I’ve been eating cornbread dressing cooked in scrambled eggs. And I’ve decided after researching many recipes, dressing is almost the perfect food. You can add or subtract whatever you want and visualize a big family gathering if that’s what makes you content.

When I started this post I thought dressing might be a good way to talk about the characters in a book, but I’ve decided that’s not true. Characters should stand alone and be heroes or heroines on their own. They should stick with you individually—maybe like the dressing after it’s cooked—but not as individual ingredients. And great books will have great, memorable characters.

“We connect with people who interest us.
We have fun with people who know how to have fun.
We bond with people who believe what we believe.
But our deepest relationships are with people who have shared our pain.”

Roy Williams, advertising wizard in Austin, TX.

 

New Nightingale

 

Photo from Unsplash

I’m into the first draft of the second Nightingale novel. Believe it or not, everything is new to me. I don’t know if other writers feel the beginning of a new book as a crisp, exciting adventure, but I do. I must confess that I have other manuscripts hidden in various nooks and crannies. They will never see the light of day, so they don’t count.

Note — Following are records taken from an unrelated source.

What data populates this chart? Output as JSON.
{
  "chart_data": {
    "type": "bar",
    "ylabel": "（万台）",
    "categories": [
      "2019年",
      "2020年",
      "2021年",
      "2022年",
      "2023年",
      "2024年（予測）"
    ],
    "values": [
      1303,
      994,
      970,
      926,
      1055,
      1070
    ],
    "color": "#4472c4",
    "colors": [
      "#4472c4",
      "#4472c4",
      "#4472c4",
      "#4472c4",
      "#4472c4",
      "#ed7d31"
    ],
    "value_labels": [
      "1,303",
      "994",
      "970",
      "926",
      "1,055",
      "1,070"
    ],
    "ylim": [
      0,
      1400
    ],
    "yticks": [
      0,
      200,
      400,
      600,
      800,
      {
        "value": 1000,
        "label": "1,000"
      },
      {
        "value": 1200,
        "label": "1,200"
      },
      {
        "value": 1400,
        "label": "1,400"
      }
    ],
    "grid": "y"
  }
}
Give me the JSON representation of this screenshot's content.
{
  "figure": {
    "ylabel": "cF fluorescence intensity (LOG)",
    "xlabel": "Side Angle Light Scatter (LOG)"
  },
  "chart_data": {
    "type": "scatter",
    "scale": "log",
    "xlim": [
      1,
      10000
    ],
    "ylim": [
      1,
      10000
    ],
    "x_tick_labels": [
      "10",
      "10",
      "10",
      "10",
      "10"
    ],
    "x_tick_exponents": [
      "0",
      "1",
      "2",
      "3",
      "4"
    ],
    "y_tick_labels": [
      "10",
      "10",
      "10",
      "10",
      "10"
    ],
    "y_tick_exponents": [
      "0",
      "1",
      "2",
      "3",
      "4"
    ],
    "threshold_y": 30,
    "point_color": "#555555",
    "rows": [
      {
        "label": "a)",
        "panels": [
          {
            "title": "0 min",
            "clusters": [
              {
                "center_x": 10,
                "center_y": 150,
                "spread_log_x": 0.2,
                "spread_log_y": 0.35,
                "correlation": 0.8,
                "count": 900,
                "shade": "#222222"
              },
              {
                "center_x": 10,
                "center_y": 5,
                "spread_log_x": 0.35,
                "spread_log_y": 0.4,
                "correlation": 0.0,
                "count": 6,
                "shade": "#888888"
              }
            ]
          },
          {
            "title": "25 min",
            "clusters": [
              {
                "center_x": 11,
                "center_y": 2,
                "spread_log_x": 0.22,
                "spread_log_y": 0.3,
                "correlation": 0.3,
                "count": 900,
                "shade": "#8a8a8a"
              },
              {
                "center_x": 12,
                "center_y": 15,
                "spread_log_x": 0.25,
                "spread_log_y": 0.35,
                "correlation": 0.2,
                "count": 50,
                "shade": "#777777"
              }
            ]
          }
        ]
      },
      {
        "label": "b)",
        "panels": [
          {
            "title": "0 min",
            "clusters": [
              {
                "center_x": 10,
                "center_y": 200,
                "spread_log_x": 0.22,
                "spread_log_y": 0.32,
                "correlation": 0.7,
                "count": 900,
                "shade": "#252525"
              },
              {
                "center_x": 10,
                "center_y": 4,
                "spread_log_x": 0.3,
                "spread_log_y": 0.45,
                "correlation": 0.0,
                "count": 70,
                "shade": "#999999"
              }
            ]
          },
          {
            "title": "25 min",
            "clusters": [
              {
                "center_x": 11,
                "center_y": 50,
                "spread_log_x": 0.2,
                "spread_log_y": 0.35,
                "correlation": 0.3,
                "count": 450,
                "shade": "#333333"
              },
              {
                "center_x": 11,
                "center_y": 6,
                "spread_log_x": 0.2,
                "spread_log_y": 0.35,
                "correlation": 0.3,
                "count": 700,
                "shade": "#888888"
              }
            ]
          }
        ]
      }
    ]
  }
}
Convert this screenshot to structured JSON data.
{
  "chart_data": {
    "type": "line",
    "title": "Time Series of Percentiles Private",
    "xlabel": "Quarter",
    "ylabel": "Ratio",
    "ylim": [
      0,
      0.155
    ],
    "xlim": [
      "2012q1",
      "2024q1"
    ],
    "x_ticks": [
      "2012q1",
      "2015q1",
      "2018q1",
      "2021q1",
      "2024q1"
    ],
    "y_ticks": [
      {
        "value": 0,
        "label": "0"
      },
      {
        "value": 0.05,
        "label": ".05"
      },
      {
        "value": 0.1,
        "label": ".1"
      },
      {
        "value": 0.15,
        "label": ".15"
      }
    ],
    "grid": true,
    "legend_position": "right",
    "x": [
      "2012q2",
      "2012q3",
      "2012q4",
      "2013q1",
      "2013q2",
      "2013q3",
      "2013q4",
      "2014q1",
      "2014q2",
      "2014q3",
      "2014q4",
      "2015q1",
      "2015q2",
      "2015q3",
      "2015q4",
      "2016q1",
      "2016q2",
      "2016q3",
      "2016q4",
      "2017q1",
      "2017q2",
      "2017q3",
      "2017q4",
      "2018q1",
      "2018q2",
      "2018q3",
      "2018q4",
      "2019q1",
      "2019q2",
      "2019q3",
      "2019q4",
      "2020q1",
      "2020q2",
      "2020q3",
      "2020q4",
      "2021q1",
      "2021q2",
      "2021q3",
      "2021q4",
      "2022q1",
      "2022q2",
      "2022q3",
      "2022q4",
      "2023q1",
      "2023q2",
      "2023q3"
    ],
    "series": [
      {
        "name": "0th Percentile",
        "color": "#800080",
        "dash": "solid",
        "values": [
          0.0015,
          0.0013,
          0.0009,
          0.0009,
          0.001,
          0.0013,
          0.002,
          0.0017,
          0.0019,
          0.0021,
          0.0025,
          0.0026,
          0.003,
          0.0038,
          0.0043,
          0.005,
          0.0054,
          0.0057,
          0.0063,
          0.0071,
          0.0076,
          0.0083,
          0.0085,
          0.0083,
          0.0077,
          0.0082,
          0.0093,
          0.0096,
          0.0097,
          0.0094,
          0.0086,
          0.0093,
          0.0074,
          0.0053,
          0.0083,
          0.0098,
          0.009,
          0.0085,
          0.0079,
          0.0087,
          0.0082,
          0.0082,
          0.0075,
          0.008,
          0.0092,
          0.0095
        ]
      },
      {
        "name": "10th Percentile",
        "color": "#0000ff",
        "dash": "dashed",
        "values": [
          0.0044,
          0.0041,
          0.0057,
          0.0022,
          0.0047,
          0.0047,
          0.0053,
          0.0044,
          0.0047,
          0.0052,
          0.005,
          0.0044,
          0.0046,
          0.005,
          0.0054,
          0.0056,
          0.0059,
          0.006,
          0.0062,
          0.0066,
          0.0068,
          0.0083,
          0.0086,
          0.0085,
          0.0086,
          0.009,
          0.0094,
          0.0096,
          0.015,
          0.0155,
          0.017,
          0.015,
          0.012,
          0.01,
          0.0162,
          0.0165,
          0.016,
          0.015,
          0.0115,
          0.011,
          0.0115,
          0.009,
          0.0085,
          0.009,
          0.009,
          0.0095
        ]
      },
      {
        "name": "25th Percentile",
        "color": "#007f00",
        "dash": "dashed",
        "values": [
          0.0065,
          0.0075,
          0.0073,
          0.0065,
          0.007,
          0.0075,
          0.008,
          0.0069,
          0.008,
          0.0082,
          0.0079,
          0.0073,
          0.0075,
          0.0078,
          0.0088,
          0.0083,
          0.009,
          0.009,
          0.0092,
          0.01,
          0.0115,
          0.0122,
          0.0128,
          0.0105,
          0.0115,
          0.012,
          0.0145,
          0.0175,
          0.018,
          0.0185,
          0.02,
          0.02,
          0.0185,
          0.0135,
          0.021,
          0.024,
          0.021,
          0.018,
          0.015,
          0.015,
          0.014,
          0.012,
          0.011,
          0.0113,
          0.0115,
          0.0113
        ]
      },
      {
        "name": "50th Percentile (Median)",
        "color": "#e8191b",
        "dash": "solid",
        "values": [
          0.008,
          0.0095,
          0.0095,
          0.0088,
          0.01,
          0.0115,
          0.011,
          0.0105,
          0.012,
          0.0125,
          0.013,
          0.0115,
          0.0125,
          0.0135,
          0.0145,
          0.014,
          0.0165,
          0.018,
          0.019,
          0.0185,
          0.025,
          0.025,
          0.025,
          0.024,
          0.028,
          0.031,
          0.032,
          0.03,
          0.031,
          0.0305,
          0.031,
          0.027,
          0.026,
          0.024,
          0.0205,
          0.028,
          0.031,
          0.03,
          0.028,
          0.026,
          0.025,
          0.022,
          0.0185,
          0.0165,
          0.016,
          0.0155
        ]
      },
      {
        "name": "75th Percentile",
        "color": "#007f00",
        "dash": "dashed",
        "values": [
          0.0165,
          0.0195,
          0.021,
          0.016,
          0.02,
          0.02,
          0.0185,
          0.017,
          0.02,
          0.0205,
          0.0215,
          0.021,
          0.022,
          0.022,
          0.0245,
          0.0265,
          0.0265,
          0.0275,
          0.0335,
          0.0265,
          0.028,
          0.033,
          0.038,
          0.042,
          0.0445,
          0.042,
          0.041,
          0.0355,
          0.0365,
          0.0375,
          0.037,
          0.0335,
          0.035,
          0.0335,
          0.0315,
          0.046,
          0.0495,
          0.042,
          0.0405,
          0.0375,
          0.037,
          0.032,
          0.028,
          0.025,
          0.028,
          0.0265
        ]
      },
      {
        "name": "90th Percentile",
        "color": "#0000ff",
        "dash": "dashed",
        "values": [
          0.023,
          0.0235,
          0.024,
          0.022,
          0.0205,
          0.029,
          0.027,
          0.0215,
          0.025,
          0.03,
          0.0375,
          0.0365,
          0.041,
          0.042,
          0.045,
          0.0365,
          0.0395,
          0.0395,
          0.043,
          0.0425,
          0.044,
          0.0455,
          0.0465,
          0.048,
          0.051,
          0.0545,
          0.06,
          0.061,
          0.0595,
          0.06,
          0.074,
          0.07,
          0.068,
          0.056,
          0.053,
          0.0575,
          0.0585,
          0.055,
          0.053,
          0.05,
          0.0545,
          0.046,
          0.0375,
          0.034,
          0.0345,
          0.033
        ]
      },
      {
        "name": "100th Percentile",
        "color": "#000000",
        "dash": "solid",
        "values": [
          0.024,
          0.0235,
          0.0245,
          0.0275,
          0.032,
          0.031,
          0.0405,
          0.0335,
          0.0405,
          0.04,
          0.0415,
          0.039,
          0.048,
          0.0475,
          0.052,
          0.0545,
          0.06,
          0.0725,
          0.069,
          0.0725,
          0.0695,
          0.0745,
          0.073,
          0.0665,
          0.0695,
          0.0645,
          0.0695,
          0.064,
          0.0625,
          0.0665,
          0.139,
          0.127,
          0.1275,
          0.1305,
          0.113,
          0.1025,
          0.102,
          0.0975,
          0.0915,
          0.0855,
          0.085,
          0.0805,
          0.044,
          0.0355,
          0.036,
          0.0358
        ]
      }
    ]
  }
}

I’m talking about a fresh manuscript that will be the best quality I can produce at the time. This will take time. A few months (I dare not guess how many), but I am excited and determined to make this a really good read. Keep fingers crossed for me.

Logline for new Nightingale:

“For years Imogene and Portia have tried to be a family to Nightingale but he has worked and resisted their attempts at family ties. After a young man is murdered at their new house, Nightingale must investigate the death and realizes that he needs family more than he ever knew.”